My boots are size 47, C2 rated and all the ones i look at like Grivel Air Tech say upto 46.

Wont be doing anything too demanding, no climbing, just walking where slipping can cost me my life and some scrambling.

I have some grivel air-tecs G12 with the anti-snow ball pad. These are fine for winter hiking. Trouble is I started doing lots of more alpine stuuff and the G12s just dont cut it and it is quite scary hanging donw a blue ice face unable to get the toe points to bite.

TBH, you really need to go into a specialist store and get some proper advice.

Also don't forget an ice-axe,one without the other is far less safe.
 
I'll just say that if possible try to get some practice in on gentle slopes once you have them and have access to snow/ice, they're a bit strange to walk with when you first put them on. Goes without saying but be aware of ropes as you'll not only damage them if you stand on them but they easily catch on crampons and trip you ;)

Make sure you know how to self arrest with them on and practice so you have muscle memory too e.g. if you're sliding towards danger keep your feet up or you'll do what this guy demonstrates :)

That is why you need an ice-ax, crampons prevent you falling but if you want to self-arrest it is much safer and easier with an ice-axe.
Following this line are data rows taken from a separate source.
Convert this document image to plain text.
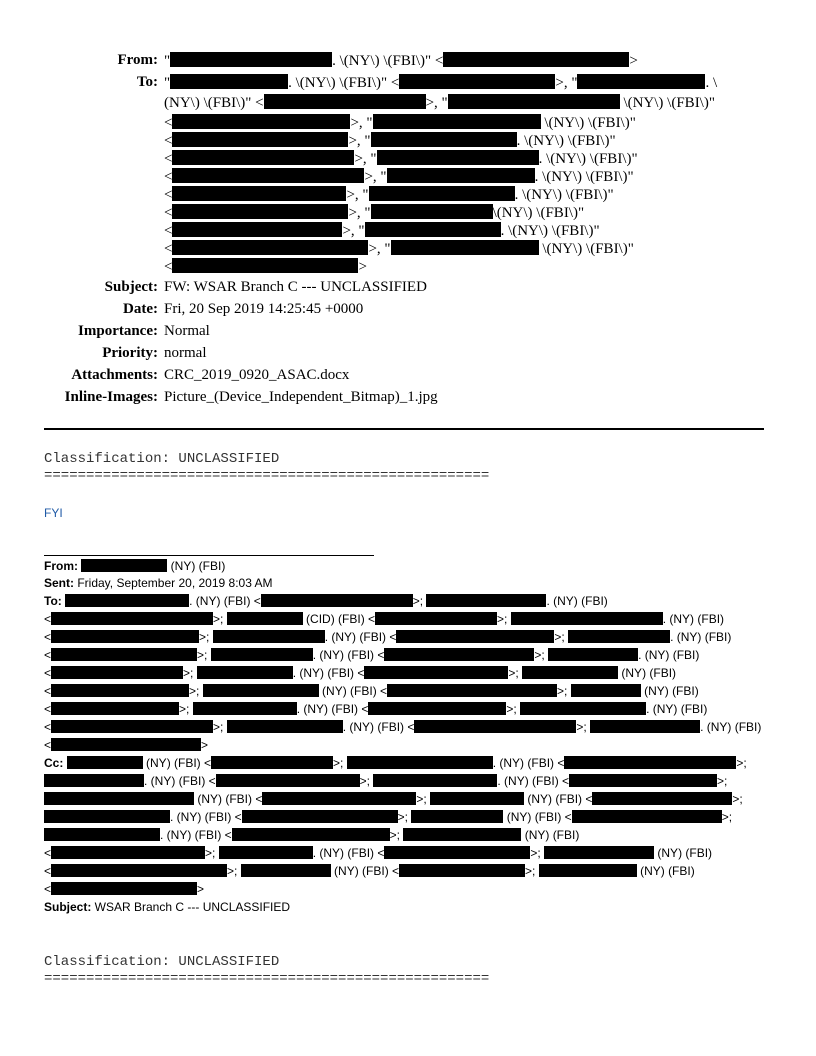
From: "	. \(NY\) \(FBI\)" <	>
To: "	. \(NY\) \(FBI\)" <	>, "	. \
(NY\) \(FBI\)" <	>, "	\(NY\) \(FBI\)"
<	>, "	\(NY\) \(FBI\)"
<	>, "	. \(NY\) \(FBI\)"
<	>, "	. \(NY\) \(FBI\)"
<	>, "	. \(NY\) \(FBI\)"
<	>, "	. \(NY\) \(FBI\)"
<	>, "	\(NY\) \(FBI\)"
<	>, "	. \(NY\) \(FBI\)"
<	>, "	\(NY\) \(FBI\)"
<	>
Subject: FW: WSAR Branch C --- UNCLASSIFIED
Date: Fri, 20 Sep 2019 14:25:45 +0000
Importance: Normal
Priority: normal
Attachments: CRC_2019_0920_ASAC.docx
Inline-Images: Picture_(Device_Independent_Bitmap)_1.jpg
Classification: UNCLASSIFIED
=====================================================
FYI
From:	(NY) (FBI)
Sent: Friday, September 20, 2019 8:03 AM
To:	. (NY) (FBI) <	>;	. (NY) (FBI)
<	>;	(CID) (FBI) <	>;	. (NY) (FBI)
<	>;	. (NY) (FBI) <	>;	. (NY) (FBI)
<	>;	. (NY) (FBI) <	>;	. (NY) (FBI)
<	>;	. (NY) (FBI) <	>;	(NY) (FBI)
<	>;	(NY) (FBI) <	>;	(NY) (FBI)
<	>;	. (NY) (FBI) <	>;	. (NY) (FBI)
<	>;	. (NY) (FBI) <	>;	. (NY) (FBI)
<	>
Cc:	(NY) (FBI) <	>;	. (NY) (FBI) <	>;
. (NY) (FBI) <	>;	. (NY) (FBI) <	>;
(NY) (FBI) <	>;	(NY) (FBI) <	>;
. (NY) (FBI) <	>;	(NY) (FBI) <	>;
. (NY) (FBI) <	>;	(NY) (FBI)
<	>;	. (NY) (FBI) <	>;	(NY) (FBI)
<	>;	(NY) (FBI) <	>;	(NY) (FBI)
<	>
Subject: WSAR Branch C --- UNCLASSIFIED
Classification: UNCLASSIFIED
=====================================================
I use a Black Diamond Raven ultra for non-technical work, nice and light but a steal head which will bite hard enough.
 
That would be great thanks. Didnt realise they did an extension bar.

Ice axe definitly isnt needed.

If you don't need an axe then you don't need crampons. From my experience of winter walking/climbing an axe is useful a long time before crampons as it's much easier to either kick steps or use the adze if it's a very short bit of ice.
 
I'll just say that if possible try to get some practice in on gentle slopes once you have them and have access to snow/ice, they're a bit strange to walk with when you first put them on. Goes without saying but be aware of ropes as you'll not only damage them if you stand on them but they easily catch on crampons and trip you ;)

best near mis i've had is hit a really deep bit of snow (surface was all smooth but obviously there was a ditch/gully that had filled.


right foot went down to the hip in snow, left leg folded upwards under me with foot o nsurface, ended up standing on one leg with the points of my left crampon pointing up about 1" from my nut sack.